Sunday, June 18, 2017

New CIA/State Department Docs on the 1953 Iran Coup (Part 3)

This is part 3 of my series on the new CIA and State Department docs on the 1953 Iran Coup. 

One of the most interesting and substantial documents newly released is an analysis of the nature of a potential Ayatollah Kashani run Iranian government by the Office of Intelligence and Research.

Kashani had been an ally of Mossadeq, before breaking with him and his National Front in early 1953. Kashani's role in Mossadeq's ouster has been downplayed in the traditional narrative of the events (which places most of the blame on the Americans), yet revisionists have noticed the extent of Kashani's influence, and how important he was in fomenting unrest against Mossadeq in the months leading up to the coup.

What is most striking about the document is how Kashani is described. If you took out his name, and other identifying information one might think that the authors are describing Ayatollah Khomeini or Khamenei. Kashani's sees "contemporary problems from a narrowly Moslem outlook, severely warped by many years of bitter conflict with British authority".

Mossadeq at the time had significant support and the authors deemed it unlikely that he would be replaced by Kashani, but they also note Kashani's influence, as the second largest bloc in the Majles (Iranian parliament). 
The authors point to a handful of negative characteristics of Kashani, ranging from conceit and ambition, to unscrupulousness and support of bigoted practices, and a lack of business and executive experience. 

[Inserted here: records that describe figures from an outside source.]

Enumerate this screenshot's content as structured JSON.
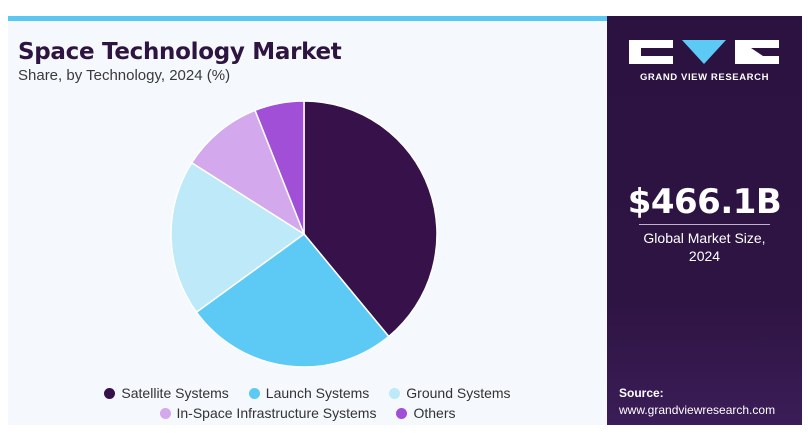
{
  "chart_data": {
    "type": "pie",
    "title": "Space Technology Market",
    "subtitle": "Share, by Technology, 2024 (%)",
    "slices": [
      {
        "name": "Satellite Systems",
        "value": 39,
        "color": "#37114a"
      },
      {
        "name": "Launch Systems",
        "value": 26,
        "color": "#5ccaf5"
      },
      {
        "name": "Ground Systems",
        "value": 19,
        "color": "#bde9f8"
      },
      {
        "name": "In-Space Infrastructure Systems",
        "value": 10,
        "color": "#d3a8ec"
      },
      {
        "name": "Others",
        "value": 6,
        "color": "#a04fd6"
      }
    ],
    "legend_position": "bottom"
  },
  "brand": {
    "logo_text": "GRAND VIEW RESEARCH",
    "logo_icon": "gvr-logo-icon"
  },
  "market": {
    "value": "$466.1B",
    "label_line1": "Global Market Size,",
    "label_line2": "2024"
  },
  "source": {
    "label": "Source:",
    "url": "www.grandviewresearch.com"
  }
}
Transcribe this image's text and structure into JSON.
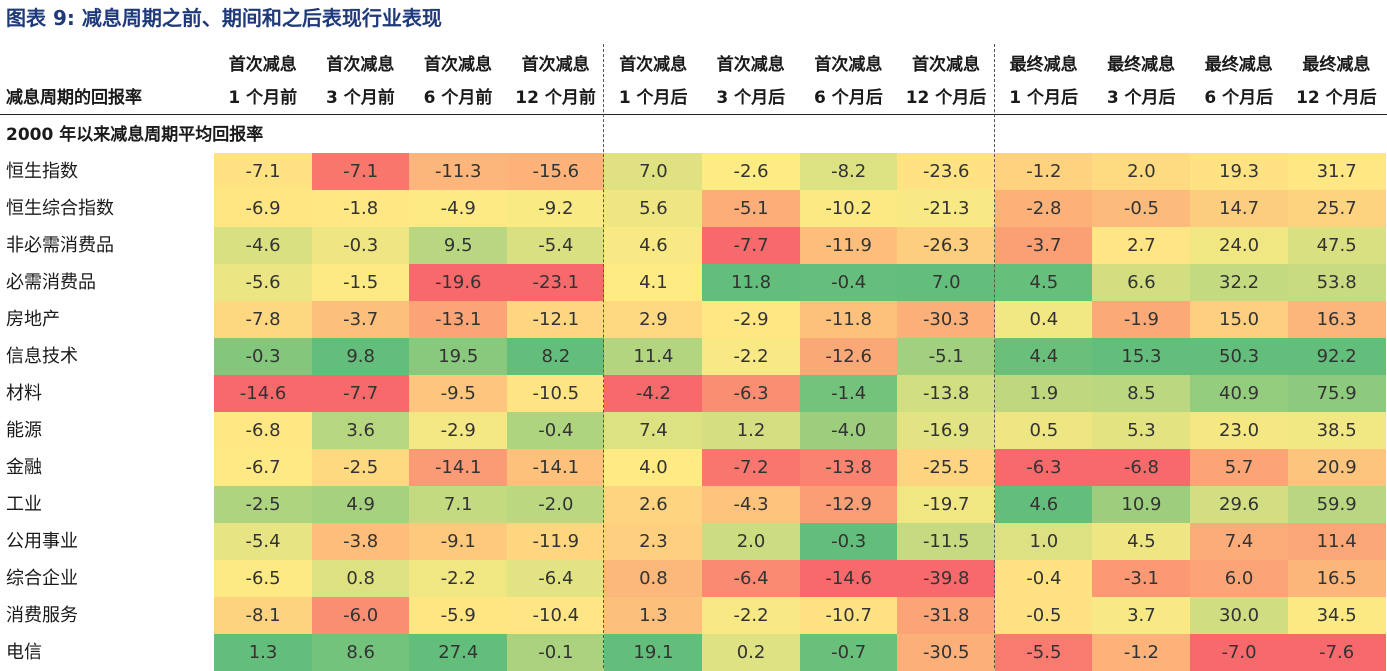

Kashani was vehemently anti-British based upon his past experiences, he had experienced foreign meddling. This he shared with Mossadeq, though their motivations and approaches to addressing foreign interference was very different. 

The authors blame Kashani (like Mossadeq) for taking credit of others work to forward his own ambitions. He is likened to a "ward boss" and "gangster". His supporters are considered to be from a similar social class as Mossadeq (most appropriately described as middle-class), though with a distinct religious inclination.

Kashani, had disagreements with the Shah, the army, and starting in early 1953 Mossadeq as well. Shia clergy in Iran had historically been quietist, subservient to the monarchy. Kashani was outspoken, a break from tradition. He disapproved of the late Shah's work to sideline the clergy, and to uphold the mantle of Shiism, when the Shah wasn't even a theologian. This is virtually identical to Khomeini's approach years later. 

The authors noted that Kashani's relatively lower popularity and all of the enemies he had limited the prospects for a theocratic state. That they were considering it as a possibility is still quite telling.

Again the parallels to Khomeini, and even Khamenei here are striking. They believe that the West is engaging in plots to control weaker nations. He also is credited with having a disparaging attitude towards oil, and wanted to diversify the economy to create self-sufficiency and limit dependence.

The last section is also eerily reminiscent of Khomeini. It is acknowledged that Kashani wouldn't want to accept foreign funds because it would undermine him. The authors note that this makes cooperation with Kashani difficult, but they didn't rule it out. The last paragraph is also interesting as it directly points to a policy of neutrality from the Iranian government. The Dulles brothers in particular speak repetitively about the dangers of communism taking over, yet this memo, just months ahead of the coup explicitly notes neutrality as the Iranian government policy.

This analysis of Kashani is fascinating and apt and as I mentioned throughout, the similarities to Khomeini are significant.